Access to safe drinking water is a fundamental human right and a cornerstone of public health. Investments in water supply and sanitation often provide significant economic benefits by reducing health risks and healthcare costs. This repository contains an analysis of water quality metrics to assess the potability of various water sources.
The dataset water_potability.csv includes water quality metrics for 3,276 different water bodies. The key parameters are as follows:
-
pH Value: Measures the acid-base balance of water. WHO recommends a pH range from 6.5 to 8.5. The values in this dataset range from 6.52 to 6.83, which are within WHO standards.
-
Hardness: Indicates the concentration of calcium and magnesium salts in water. Hardness affects the water's ability to precipitate soap and is influenced by the water's contact with geological deposits.
-
Total Dissolved Solids (TDS): Reflects the concentration of dissolved minerals and salts in water. High TDS values indicate high mineralization. The desirable limit for TDS is 500 mg/L, with a maximum limit of 1000 mg/L for drinking purposes.
-
Chloramines: Disinfectants used in public water systems, formed by adding ammonia to chlorine. Safe levels are up to 4 mg/L.
-
Sulfate: Naturally occurring in minerals, soil, and water. Sulfate concentrations range from 3 to 30 mg/L in most freshwater supplies, though some areas may have concentrations up to 1000 mg/L.
-
Conductivity: Measures the water's ability to conduct electricity, which correlates with ion concentration. WHO recommends an EC value not exceeding 400 μS/cm.
-
Organic Carbon: Measures the total carbon in organic compounds in water. US EPA standards recommend less than 2 mg/L in treated water and less than 4 mg/L in source water.
-
Trihalomethanes (THMs): Chemicals that may form when chlorine is used to treat water. Safe levels are up to 80 ppm.
-
Turbidity: Indicates the amount of solid matter in suspension. The mean turbidity value for Wondo Genet Campus is 0.98 NTU, below the WHO recommended maximum of 5.00 NTU.
-
Potability: Indicates if water is safe for human consumption, with 1 meaning potable and 0 meaning not potable.
The dataset has been subjected to Exploratory Data Analysis (EDA) and visualization to uncover insights into water quality. Data preprocessing was performed to address class imbalances. Four machine learning models were applied:
- Support Vector Classifier (SVC)
- K-Nearest Neighbors (KNN)
- Decision Tree Classifier
- Random Forest Classifier
The Random Forest Classifier achieved the highest accuracy in predicting water potability.

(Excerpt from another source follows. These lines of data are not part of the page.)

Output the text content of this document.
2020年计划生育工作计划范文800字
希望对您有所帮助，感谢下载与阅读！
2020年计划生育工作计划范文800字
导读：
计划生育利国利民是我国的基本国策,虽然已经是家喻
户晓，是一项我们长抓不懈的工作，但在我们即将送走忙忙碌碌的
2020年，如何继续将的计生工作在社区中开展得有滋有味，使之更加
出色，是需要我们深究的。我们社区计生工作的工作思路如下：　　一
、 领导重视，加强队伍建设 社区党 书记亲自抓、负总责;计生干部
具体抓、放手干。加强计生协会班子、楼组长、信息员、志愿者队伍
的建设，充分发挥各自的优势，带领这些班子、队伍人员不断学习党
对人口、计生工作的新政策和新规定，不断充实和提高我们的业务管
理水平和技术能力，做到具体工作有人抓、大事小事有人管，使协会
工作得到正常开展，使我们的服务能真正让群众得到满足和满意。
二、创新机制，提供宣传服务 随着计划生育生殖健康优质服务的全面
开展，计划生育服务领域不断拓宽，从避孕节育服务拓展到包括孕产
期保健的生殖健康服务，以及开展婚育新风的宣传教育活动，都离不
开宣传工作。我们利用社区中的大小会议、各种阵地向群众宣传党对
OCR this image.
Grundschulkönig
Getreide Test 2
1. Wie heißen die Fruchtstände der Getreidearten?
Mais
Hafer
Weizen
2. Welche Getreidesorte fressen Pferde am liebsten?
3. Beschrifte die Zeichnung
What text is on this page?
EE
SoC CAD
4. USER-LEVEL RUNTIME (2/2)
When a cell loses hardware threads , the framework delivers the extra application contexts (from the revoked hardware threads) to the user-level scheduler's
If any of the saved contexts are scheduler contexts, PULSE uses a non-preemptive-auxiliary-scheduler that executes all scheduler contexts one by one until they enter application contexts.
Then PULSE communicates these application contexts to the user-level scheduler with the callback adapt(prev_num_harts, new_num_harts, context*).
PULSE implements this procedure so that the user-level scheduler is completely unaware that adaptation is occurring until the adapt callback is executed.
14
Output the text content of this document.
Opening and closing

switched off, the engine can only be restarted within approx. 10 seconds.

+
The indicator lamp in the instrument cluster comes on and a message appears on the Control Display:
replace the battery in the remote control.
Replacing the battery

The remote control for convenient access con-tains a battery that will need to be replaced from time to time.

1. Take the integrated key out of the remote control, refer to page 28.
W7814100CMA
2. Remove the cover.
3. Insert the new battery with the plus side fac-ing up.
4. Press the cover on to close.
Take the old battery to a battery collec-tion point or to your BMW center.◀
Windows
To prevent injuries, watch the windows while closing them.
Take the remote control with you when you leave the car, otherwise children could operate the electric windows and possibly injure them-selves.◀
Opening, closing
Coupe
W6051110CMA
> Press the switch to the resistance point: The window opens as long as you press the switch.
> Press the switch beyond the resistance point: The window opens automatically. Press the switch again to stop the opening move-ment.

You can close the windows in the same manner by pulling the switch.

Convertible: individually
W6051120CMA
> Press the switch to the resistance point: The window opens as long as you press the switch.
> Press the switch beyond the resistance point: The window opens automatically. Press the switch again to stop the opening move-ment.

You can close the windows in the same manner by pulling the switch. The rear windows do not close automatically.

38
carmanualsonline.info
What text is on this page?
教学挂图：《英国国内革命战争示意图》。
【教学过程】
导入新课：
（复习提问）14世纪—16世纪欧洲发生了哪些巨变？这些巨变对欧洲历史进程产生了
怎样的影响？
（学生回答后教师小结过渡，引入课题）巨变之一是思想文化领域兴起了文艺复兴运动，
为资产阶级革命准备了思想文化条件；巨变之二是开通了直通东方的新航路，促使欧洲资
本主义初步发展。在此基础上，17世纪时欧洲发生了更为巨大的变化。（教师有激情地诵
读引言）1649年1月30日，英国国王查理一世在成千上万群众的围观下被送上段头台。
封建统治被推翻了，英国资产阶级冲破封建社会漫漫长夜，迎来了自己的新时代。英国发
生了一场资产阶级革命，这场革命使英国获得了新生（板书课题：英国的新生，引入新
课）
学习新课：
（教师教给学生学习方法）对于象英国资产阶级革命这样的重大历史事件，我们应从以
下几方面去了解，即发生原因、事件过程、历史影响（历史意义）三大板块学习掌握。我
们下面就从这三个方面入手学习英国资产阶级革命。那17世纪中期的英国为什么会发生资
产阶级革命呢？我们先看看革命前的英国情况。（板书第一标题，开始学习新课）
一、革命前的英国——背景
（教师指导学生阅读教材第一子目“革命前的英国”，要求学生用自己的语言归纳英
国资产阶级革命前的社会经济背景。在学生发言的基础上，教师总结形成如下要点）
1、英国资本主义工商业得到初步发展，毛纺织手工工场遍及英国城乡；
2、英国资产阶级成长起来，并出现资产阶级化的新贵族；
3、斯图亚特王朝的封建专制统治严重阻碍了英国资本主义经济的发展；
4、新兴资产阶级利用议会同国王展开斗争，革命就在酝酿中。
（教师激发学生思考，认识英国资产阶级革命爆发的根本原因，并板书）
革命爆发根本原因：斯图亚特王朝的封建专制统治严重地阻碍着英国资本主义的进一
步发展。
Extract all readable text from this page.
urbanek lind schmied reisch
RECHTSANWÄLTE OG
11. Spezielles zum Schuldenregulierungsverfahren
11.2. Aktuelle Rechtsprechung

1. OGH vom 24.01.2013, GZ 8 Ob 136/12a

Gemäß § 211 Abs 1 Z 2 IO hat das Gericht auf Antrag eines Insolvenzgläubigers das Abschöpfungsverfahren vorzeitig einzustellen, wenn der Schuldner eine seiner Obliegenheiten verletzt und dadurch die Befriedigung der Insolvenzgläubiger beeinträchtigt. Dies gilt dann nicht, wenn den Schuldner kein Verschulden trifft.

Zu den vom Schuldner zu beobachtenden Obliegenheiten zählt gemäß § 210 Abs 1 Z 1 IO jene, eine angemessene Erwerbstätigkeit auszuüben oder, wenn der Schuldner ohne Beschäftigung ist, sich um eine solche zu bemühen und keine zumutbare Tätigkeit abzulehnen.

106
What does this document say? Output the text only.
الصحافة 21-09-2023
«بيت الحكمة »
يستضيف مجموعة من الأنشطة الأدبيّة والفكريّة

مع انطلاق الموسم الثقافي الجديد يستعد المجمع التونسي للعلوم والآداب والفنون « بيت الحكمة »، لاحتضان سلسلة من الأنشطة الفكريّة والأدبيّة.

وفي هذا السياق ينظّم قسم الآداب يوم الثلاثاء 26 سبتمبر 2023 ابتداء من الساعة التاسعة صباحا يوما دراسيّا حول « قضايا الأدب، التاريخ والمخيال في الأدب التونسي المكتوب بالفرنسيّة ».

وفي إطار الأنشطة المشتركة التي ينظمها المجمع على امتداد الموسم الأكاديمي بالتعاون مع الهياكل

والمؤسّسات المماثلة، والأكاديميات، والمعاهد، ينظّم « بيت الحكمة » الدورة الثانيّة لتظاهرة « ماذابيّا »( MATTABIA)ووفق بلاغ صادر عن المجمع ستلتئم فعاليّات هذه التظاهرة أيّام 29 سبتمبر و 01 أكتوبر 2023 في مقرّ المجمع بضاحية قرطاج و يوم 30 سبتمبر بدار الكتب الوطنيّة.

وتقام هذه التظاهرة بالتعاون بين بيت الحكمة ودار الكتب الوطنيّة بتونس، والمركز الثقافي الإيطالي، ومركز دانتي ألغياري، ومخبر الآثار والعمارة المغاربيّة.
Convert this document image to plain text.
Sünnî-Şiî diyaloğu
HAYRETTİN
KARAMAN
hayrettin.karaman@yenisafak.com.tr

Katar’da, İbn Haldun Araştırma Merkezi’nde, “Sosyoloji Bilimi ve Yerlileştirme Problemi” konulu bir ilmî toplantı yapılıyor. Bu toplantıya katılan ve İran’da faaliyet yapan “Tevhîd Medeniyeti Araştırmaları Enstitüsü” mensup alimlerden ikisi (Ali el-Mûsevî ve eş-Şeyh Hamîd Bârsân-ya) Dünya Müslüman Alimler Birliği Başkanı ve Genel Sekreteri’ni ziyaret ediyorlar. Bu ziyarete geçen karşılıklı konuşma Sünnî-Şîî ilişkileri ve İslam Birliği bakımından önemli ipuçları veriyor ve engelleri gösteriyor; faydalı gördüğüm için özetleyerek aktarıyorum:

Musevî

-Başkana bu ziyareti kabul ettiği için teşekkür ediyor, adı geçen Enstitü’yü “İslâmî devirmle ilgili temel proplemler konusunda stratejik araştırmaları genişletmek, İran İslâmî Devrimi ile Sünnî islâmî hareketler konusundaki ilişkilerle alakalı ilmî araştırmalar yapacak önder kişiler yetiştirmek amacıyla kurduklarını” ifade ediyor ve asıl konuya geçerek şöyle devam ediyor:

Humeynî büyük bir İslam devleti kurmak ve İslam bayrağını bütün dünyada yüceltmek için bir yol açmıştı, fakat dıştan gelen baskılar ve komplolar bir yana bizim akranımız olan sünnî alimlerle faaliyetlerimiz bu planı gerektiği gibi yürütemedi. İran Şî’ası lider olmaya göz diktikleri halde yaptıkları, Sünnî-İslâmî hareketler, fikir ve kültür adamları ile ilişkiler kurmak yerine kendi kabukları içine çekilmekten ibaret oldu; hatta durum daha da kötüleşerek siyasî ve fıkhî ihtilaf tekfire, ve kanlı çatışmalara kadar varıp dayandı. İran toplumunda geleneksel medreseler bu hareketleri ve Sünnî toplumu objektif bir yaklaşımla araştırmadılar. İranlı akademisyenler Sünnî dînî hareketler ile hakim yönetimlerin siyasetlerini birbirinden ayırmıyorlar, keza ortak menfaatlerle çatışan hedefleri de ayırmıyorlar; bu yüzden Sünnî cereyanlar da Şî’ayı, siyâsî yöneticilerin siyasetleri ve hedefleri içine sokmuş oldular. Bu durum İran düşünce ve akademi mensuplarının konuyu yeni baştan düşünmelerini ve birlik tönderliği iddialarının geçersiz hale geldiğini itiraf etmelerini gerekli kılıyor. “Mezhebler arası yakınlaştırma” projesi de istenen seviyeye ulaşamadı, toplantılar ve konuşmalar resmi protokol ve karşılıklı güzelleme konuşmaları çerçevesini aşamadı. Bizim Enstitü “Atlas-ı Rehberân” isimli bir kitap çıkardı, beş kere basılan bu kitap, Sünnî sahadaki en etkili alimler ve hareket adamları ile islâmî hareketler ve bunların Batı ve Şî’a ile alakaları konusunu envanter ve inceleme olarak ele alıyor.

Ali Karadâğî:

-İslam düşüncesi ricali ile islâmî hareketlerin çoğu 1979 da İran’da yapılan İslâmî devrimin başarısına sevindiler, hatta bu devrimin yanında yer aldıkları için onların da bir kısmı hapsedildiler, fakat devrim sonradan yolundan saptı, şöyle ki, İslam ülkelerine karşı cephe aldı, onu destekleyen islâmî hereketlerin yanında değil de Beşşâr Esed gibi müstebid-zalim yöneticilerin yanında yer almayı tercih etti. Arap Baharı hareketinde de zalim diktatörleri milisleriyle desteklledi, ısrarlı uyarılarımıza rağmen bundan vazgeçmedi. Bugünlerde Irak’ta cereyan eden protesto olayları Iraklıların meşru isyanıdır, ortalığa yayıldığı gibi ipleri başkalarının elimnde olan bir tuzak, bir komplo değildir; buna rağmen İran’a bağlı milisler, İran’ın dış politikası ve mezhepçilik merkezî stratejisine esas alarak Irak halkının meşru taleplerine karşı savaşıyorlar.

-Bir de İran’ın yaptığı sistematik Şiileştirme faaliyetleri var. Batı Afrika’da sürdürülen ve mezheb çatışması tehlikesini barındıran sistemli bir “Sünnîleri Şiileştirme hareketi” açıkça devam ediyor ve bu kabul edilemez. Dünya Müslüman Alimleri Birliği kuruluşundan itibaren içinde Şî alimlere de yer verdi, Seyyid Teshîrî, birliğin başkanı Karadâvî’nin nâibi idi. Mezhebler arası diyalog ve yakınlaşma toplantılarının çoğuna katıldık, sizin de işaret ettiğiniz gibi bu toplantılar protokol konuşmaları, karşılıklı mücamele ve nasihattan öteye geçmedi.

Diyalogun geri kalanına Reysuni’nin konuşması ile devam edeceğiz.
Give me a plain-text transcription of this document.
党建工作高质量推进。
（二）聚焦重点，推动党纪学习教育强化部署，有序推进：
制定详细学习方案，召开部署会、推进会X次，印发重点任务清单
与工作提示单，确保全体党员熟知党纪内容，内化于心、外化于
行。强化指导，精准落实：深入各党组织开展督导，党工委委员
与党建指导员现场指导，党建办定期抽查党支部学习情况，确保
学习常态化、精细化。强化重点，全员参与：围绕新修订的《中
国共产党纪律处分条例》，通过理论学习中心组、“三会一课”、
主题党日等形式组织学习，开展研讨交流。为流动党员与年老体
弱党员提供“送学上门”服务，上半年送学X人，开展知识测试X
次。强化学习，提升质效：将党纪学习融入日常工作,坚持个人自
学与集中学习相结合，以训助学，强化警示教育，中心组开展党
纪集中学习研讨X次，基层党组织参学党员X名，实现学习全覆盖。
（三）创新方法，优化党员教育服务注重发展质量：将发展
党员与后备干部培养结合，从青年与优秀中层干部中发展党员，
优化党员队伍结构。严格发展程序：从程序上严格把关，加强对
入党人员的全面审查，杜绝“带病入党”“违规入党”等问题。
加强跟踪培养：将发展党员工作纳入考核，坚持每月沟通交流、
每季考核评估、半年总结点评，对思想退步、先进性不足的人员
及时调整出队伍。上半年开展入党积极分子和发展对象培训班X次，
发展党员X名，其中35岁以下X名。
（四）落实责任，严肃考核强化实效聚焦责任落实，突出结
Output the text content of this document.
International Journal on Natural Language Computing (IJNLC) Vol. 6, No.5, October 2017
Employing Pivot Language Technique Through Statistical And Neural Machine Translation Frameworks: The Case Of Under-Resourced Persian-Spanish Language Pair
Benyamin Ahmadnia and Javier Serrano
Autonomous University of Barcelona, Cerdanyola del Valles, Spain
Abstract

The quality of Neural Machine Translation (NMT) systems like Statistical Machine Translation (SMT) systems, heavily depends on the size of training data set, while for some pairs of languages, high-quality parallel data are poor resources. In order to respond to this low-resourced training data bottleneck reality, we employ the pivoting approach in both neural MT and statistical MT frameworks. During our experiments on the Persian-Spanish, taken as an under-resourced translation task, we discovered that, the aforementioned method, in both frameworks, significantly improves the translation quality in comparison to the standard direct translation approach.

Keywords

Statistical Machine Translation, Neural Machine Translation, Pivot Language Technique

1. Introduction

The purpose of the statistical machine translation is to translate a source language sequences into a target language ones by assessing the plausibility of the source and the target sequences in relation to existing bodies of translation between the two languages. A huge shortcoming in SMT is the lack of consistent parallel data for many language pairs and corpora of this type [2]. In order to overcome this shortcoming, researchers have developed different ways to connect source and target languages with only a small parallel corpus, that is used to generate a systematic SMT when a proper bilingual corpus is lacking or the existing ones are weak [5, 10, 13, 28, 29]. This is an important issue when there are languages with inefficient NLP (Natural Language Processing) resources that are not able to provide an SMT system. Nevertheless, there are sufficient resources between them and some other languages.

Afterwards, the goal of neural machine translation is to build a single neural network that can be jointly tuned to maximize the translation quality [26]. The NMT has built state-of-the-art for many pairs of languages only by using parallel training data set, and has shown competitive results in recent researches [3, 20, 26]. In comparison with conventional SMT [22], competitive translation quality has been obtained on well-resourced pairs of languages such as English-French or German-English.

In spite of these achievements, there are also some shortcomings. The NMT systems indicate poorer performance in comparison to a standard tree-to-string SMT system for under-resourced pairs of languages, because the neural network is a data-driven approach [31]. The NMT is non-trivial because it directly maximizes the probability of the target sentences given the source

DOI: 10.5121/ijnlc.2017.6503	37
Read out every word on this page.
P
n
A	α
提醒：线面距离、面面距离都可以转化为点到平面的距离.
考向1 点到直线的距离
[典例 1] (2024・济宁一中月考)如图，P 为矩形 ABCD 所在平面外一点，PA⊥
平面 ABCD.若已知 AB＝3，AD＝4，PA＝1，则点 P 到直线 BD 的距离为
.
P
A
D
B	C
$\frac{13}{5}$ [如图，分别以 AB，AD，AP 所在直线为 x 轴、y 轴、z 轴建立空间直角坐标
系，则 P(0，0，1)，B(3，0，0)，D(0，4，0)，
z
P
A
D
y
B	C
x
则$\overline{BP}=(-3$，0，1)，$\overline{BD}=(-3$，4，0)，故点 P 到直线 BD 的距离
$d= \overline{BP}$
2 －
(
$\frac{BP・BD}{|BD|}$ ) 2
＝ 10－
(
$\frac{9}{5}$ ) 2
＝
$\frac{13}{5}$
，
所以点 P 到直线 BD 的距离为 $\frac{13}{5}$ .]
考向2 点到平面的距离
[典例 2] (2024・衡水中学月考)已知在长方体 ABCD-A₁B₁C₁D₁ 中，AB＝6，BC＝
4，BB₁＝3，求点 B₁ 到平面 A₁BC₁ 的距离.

To replicate or extend the analysis:
- Clone the repository:
git clone https://github.com/your-username/your-repository.git - Navigate to the project directory.
- Install required packages:
pip install -r requirements.txt - Run the analysis script:
python analysis.py
This project is licensed under the MIT License. See the LICENSE file for details.
Special thanks to data contributors and organizations working towards improving water quality and accessibility.